Some risks were worth taking, whatever Joe thought.
"Point," said Barry, revelling in his own recklessness. "Then I guess there's just one more thing."
"Which is?"
"Don't die."
Barry had tried to make it sound glib and off-hand but had obviously failed by the way the Stranger's expression softened. It was startling how that arrogant marble face could look kind and almost vulnerable. 
And then he smiled. A genuine, small smile that made Barry's heart stutter and his bones feel liquid. This was ridiculous.
"I'll try my best. Personally I'm very much against dying, myself. It's a bad habit to get into."
"Okay." said Barry, but inside he was a tumult of emotion and he knew he didn't exactly have a poker face. Eagerness and desire warred with fear and uncertainty, but he would not back out once he had committed.
Stranger looked almost gently at him and reached out a hand to trace Barry's jawline. His fingers were long and beautiful and Barry's skin tingled where he touched him, eyelids growing heavy with want.
He realized wanted those hands touching him all over his body.
"Look at me," Barry obeyed that smoke-and-whiskey whisper as if in a dream and was caught again in the spearing blue. "I'm going to take you to my motel room at the Clarion. And then I'm going to undress you slowly and take every beautiful inch of you apart.
But I'm not going to hurt you. And we can stop any time you want. I'm not into non-consenting partners. Do you understand?"
"Sshh Barry. I'm going to take care of you." Gentle lips and strong arms around him. "You tell me and I'll stop. You're so good for me, pretty boy."
Barry wondered what the Stranger made of the sudden sadness that washed over him even as he turned his face into the warmth of the man's hand.
"Yes." He held the Stranger's gaze and brushed his lips over his thumb. "I understand."
***
The winter chill was biting even through their coats as they walked away from the glow of the bar's Christmas lights of the bar to the darkness of the parking lot. The snow that crunched underfoot seemed loud in Barry's ears, along with the pounding of his heart. He was really doing this. Again.
He was either the luckiest sonuvabitch on the planet or the stupidest.
"So, um," Barry stammered as they got in the stranger's car, "what do I call you?"

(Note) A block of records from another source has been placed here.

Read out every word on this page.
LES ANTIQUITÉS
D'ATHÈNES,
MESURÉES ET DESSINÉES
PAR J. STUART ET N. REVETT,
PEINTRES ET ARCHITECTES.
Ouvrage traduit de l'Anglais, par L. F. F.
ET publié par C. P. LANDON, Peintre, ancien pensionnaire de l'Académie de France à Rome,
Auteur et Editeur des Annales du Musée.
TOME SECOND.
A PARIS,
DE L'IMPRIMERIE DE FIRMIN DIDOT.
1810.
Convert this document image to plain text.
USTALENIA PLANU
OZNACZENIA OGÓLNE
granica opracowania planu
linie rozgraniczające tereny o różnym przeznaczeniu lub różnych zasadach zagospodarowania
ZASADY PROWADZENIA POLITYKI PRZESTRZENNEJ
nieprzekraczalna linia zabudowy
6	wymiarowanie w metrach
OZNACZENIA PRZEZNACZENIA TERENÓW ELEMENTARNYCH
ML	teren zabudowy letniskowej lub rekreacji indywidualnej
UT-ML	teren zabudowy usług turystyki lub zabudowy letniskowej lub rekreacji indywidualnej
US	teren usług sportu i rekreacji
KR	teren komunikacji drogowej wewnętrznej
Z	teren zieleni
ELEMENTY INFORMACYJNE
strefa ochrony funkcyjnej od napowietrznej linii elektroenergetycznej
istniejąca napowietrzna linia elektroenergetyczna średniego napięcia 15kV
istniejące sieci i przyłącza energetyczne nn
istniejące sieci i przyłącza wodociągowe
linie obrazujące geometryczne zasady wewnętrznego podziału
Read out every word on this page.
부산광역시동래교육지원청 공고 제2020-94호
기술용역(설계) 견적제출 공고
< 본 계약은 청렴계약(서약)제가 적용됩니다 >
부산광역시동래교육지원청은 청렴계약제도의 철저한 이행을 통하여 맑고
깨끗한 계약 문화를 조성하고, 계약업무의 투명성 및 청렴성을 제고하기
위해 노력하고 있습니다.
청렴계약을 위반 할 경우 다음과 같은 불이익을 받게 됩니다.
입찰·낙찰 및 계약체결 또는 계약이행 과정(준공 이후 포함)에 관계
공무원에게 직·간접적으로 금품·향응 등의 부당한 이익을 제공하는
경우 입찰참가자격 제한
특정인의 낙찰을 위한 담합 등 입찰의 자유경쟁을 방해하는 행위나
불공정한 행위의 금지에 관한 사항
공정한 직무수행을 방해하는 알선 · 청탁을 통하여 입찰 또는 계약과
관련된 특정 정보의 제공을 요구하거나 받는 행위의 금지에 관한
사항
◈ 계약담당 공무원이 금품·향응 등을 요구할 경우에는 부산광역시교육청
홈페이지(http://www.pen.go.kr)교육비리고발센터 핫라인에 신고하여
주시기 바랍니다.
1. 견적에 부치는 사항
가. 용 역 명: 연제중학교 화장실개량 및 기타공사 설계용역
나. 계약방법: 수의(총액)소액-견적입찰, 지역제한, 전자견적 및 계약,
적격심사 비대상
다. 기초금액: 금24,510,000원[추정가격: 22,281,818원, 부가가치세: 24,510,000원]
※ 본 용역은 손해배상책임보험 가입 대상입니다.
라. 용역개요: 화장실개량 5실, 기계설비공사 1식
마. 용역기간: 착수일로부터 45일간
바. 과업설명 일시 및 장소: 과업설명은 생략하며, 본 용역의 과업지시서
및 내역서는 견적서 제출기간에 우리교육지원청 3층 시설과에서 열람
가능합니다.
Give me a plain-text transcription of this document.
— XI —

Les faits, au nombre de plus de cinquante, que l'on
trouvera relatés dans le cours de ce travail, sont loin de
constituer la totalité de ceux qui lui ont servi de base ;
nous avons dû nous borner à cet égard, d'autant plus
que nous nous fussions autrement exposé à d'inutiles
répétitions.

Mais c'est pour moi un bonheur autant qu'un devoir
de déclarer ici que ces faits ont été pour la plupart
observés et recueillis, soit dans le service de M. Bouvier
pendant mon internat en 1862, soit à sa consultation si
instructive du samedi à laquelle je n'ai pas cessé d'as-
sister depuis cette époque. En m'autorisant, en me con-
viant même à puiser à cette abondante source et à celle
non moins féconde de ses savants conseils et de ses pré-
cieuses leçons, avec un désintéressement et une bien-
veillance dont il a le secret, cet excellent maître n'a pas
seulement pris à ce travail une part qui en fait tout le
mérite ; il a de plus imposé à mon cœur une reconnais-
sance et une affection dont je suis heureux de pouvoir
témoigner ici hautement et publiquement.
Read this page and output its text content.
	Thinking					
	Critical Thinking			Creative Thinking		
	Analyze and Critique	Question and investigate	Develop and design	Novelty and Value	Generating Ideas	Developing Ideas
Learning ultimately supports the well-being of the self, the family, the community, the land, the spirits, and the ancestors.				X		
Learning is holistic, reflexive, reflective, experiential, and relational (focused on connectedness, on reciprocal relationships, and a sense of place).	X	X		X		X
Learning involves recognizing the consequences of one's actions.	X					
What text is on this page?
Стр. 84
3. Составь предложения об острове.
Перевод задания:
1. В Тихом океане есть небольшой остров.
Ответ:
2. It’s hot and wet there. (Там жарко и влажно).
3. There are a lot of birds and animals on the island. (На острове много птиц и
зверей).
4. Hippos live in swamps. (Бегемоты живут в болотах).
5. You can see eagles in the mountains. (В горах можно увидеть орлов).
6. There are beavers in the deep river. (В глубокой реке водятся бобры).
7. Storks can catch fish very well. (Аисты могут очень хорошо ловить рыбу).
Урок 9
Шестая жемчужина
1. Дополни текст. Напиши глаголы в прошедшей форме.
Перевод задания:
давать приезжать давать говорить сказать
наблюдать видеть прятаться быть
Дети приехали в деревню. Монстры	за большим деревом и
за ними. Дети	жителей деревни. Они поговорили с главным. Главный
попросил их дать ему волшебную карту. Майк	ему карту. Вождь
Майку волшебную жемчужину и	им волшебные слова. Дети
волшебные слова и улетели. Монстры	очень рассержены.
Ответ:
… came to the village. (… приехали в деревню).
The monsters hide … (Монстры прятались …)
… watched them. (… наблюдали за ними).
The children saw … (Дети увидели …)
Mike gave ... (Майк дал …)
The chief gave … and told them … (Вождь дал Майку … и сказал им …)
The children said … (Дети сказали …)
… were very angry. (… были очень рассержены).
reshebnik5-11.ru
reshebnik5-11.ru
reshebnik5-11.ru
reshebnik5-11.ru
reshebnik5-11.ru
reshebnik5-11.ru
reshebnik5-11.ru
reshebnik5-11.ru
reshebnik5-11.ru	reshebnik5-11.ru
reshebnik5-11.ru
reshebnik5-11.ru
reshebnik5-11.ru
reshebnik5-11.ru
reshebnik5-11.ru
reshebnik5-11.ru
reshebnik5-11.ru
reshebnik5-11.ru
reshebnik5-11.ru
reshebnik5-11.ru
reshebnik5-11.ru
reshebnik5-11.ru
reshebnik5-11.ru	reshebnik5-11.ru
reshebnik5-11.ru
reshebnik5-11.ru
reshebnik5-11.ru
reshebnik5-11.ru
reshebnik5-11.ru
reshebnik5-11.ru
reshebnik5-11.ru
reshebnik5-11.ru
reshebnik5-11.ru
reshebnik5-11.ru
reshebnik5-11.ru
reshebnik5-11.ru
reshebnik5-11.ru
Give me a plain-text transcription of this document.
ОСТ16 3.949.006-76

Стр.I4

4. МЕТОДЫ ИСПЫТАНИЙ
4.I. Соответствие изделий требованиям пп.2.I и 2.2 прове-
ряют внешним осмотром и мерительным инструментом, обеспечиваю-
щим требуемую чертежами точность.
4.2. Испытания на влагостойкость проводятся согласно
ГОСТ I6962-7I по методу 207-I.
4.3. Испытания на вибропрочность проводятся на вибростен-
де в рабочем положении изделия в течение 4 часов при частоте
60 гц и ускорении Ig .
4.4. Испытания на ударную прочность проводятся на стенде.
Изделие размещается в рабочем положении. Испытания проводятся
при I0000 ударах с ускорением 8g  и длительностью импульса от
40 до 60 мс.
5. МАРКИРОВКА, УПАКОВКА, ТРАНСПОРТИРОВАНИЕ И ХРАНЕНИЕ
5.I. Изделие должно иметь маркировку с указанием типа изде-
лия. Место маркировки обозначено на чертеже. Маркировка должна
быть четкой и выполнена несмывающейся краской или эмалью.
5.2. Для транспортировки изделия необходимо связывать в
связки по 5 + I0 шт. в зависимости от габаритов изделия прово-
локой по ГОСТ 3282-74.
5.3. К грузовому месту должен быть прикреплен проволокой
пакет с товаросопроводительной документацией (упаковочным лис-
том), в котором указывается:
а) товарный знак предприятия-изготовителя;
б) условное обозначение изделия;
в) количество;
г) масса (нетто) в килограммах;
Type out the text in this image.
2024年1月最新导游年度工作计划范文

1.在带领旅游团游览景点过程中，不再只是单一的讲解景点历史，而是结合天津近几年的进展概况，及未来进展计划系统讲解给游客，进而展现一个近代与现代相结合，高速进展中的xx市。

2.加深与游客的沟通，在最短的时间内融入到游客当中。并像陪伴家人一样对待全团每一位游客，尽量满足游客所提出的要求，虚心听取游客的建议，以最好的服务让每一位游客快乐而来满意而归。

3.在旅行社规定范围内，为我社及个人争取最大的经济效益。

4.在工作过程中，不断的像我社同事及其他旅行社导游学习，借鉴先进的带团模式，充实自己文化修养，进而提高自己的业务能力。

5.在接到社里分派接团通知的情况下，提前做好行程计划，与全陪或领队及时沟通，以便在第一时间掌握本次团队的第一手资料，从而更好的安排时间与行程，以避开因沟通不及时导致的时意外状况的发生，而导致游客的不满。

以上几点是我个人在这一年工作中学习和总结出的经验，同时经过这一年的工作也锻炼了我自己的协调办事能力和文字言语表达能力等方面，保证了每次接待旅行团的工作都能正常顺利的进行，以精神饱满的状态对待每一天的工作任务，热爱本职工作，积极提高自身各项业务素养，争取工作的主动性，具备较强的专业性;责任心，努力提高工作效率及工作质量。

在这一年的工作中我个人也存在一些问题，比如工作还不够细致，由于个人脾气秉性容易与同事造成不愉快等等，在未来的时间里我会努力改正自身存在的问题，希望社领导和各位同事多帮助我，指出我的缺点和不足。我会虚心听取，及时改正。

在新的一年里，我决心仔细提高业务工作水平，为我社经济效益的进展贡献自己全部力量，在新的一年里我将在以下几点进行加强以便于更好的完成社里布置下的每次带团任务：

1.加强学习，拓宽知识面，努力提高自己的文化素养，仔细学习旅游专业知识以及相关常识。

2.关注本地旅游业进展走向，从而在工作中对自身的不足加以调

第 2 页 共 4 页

"I'm registered at the inn under Michael Lincoln."
"Is that your real name?"
"No," he snorted, buckling in.
Barry suddenly felt daring. He ran his hand over the Stranger's thigh and put his mouth by his ear. "Let me rephrase that for you," he whispered, letting want turn his voice rough. "What name do you want me to call out when you're fucking me?"
The man's eyes were dark and hot under the fan of lashes when he turned to him. He pulled Barry toward him by the nape of his neck and brought that cupid bow mouth so close to his that Barry could almost feel his lips against his own.
"Leonard," he breathed into his mouth. "Call me Len." And captured Barry's mouth in a searing kiss.